Курьезная беззаботность…
Вообще беззаботность человека не перестает нас удивлять.
Скажем, она, по меньшей мере, примечательна (если не восхитительна); она, наверняка, одна из характерных его черт.
Человек есть бесстрашие и прогресс. Он продвигается вперед радостно, воодушевленно, отважно. Он чувствует, что должен обязательно что-то открыть. Он действует почти как насекомые, которые беспрестанно шевелят усиками, посреди какого-то необозримого и абсолютно загадочного ландшафта.
Так и человек любопытен скорее к самому себе, чем к своему окружению. К миру, к его происшествиям, к его ресурсам. Он готов его пересекать на всех скоростях (но комфортно) — его разрушать — его перестраивать.
* * *
Когда мы рассуждаем о человеке, главное — не в том, чтобы открыть новые и неизвестные истины: сюжет был изучен вплоть до самых укромных мест (?). А в том, чтобы рассмотреть его сверху и под разным освещением, со всех точек зрения. И, наконец, воздвигнуть ему крепкую статую: строгую и простую.
Вся сложность в том, чтобы отстраниться. Следует от него отделиться, отдалиться на достаточное, но не чрезмерное расстояние.
Это не так просто. Он привлекает (манит автора, слово, перо) как магнит. Он притягивает вплотную, он поглощает, подобно тому, как тело всегда стремится поглотить свою тень. Тени, кстати, никогда не удается ни отделиться от тела, ни дать о нем представление, хоть сколько-нибудь не исказив…
* * *
Булыжник, ивовая клетка, апельсин: вот легкие сюжеты. Вот почему, наверное, они меня и заинтересовали. Никто никогда об этом ничего не говорил. Хотя достаточно было сказать самую малость. Достаточно было подумать: это не так уж и трудно.
А как же человек, возразят мне…
Человек стал — по многим причинам — сюжетом для несметного множества библиотек.

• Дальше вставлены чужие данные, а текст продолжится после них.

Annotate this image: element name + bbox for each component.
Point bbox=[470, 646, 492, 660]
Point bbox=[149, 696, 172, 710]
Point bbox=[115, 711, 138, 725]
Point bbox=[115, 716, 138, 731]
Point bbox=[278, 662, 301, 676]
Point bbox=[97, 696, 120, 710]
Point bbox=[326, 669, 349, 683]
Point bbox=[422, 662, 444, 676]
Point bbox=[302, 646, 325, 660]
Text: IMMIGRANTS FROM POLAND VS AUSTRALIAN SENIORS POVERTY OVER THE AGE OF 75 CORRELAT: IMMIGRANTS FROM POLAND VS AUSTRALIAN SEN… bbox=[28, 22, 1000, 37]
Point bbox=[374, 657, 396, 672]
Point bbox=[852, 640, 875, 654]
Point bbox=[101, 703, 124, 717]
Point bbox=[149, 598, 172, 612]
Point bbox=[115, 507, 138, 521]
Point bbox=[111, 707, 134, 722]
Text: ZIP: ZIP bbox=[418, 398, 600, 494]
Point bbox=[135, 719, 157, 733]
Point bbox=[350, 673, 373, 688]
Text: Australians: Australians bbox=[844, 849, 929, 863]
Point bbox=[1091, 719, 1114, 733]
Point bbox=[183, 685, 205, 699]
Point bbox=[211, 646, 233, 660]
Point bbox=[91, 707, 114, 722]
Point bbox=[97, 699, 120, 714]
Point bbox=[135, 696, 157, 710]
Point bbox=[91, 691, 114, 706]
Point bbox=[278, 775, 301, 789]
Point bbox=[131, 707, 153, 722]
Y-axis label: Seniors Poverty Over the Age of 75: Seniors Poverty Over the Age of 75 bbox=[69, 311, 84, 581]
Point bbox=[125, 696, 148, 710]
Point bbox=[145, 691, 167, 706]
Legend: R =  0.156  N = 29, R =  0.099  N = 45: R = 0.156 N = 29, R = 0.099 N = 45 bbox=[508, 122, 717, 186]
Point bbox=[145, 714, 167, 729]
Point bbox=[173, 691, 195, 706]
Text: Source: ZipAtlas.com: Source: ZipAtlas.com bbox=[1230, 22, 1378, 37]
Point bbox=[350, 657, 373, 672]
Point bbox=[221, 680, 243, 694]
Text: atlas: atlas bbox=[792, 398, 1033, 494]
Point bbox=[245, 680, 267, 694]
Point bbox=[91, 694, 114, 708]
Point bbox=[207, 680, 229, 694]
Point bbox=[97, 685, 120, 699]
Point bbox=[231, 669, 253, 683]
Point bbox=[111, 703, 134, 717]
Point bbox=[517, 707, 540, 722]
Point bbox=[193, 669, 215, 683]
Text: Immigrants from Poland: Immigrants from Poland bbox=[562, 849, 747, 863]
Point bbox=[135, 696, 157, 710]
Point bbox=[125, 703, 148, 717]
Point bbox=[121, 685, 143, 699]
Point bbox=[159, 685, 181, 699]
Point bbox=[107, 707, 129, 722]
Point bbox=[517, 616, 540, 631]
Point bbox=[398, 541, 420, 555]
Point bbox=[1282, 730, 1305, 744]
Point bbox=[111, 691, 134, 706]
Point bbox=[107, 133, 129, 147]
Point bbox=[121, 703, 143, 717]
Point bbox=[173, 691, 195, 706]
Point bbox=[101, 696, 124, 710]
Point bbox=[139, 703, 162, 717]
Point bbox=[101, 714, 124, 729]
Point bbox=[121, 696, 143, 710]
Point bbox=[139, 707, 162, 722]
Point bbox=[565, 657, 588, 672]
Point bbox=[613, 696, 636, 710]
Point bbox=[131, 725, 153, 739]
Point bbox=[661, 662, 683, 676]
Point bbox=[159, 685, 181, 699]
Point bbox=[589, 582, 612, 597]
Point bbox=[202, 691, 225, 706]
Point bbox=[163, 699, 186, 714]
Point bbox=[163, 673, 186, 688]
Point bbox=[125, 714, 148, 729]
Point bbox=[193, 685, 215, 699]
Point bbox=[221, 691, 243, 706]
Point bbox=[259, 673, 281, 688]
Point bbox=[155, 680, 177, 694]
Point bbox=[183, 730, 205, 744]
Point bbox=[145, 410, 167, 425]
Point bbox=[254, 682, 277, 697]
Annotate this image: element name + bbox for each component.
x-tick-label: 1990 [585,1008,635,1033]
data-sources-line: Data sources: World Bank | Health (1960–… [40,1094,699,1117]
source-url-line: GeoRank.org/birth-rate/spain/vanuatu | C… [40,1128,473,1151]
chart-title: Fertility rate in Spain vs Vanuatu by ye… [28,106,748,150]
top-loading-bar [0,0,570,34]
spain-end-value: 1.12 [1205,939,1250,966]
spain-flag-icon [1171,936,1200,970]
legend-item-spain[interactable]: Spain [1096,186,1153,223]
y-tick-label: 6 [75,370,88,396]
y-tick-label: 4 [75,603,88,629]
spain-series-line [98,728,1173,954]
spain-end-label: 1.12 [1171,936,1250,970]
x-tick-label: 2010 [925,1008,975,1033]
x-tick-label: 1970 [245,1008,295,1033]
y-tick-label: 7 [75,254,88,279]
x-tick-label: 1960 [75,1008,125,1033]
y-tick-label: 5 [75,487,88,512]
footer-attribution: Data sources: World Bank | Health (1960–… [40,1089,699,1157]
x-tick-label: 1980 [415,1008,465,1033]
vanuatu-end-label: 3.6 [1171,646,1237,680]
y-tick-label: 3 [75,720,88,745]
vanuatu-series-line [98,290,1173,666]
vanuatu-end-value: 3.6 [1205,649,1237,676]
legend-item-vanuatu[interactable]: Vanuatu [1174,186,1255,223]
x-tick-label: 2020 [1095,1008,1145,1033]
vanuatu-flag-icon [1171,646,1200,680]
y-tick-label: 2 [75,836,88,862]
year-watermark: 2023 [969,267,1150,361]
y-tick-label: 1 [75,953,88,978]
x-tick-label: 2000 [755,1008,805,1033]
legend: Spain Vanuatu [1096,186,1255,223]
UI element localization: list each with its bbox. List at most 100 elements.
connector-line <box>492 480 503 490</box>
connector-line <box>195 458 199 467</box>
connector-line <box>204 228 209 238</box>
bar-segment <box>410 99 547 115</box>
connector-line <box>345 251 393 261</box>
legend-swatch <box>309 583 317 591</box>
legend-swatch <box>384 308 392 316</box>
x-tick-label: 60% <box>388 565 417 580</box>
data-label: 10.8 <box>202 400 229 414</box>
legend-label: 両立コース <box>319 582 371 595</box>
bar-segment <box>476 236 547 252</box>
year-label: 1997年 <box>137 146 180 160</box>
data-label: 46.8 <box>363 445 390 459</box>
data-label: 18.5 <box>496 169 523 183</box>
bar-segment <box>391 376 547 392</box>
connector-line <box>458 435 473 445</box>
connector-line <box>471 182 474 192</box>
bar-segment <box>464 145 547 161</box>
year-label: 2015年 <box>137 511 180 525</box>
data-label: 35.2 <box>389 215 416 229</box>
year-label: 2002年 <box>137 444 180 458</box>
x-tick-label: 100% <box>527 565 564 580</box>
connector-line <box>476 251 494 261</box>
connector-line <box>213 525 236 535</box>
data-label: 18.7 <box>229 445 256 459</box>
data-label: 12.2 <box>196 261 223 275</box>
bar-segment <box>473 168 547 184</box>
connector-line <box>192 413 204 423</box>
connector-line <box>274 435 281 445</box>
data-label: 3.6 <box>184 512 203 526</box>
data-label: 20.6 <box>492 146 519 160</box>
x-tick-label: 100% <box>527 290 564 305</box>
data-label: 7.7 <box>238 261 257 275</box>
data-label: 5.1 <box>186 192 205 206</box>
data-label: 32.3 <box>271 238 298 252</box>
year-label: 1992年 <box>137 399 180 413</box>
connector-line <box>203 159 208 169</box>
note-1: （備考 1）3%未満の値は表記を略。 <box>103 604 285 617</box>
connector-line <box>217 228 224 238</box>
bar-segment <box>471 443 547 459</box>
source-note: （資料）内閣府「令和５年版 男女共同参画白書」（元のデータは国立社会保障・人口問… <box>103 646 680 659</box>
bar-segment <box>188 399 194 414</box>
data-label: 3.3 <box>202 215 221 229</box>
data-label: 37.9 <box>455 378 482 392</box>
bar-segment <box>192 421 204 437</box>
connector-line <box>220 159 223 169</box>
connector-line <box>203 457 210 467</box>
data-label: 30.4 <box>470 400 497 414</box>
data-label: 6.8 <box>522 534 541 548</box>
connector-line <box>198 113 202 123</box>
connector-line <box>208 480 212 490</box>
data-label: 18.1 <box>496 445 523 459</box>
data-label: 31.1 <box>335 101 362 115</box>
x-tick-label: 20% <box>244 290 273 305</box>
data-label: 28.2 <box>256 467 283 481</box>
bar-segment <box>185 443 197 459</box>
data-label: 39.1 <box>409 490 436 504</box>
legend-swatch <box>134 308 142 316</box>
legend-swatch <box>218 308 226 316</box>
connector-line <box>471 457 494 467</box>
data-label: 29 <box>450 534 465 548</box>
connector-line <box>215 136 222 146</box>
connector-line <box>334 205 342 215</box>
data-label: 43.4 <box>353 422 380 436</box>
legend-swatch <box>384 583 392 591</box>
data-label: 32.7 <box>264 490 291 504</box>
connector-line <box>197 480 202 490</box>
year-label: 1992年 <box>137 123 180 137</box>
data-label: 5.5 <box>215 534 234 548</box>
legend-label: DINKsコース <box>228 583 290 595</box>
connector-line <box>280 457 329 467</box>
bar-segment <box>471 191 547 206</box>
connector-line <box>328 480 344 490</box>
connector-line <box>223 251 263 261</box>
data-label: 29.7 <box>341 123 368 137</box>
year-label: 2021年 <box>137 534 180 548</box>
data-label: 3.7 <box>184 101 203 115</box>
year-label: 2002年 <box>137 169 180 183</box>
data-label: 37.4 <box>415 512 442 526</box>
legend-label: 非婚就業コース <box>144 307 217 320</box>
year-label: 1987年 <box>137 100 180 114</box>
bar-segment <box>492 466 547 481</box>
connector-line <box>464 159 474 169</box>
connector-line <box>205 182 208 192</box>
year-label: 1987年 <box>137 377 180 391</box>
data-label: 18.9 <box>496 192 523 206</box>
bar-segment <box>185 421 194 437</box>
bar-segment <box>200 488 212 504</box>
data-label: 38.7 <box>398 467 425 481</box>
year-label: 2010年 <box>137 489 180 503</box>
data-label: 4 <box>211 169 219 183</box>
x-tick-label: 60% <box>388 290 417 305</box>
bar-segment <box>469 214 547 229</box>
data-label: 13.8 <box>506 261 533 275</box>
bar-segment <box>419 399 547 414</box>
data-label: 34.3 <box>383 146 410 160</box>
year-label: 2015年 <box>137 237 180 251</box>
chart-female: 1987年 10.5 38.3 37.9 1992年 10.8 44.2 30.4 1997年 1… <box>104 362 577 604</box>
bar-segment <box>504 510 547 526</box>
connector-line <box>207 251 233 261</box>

По той же причине, по которой никто никогда не говорил о булыжнике, все постоянно говорят о человеке. О чем же еще говорить, как не о нем?
Однако никто никогда не пытался — насколько мне известно — создать в литературе строгий портрет человека. Простой и полный. Вот что меня прельщает. Надо сказать о нем все в одном маленьком томе… Итак! Один на один!
* * *
Человек — это сюжет, который нелегко удержать, подбрасывая на ладони. Нелегко обойти вокруг, отойти на нужное расстояние. Трудность — в этом отходе на расстояние и в фокусировке глаза, в наводке на резкость.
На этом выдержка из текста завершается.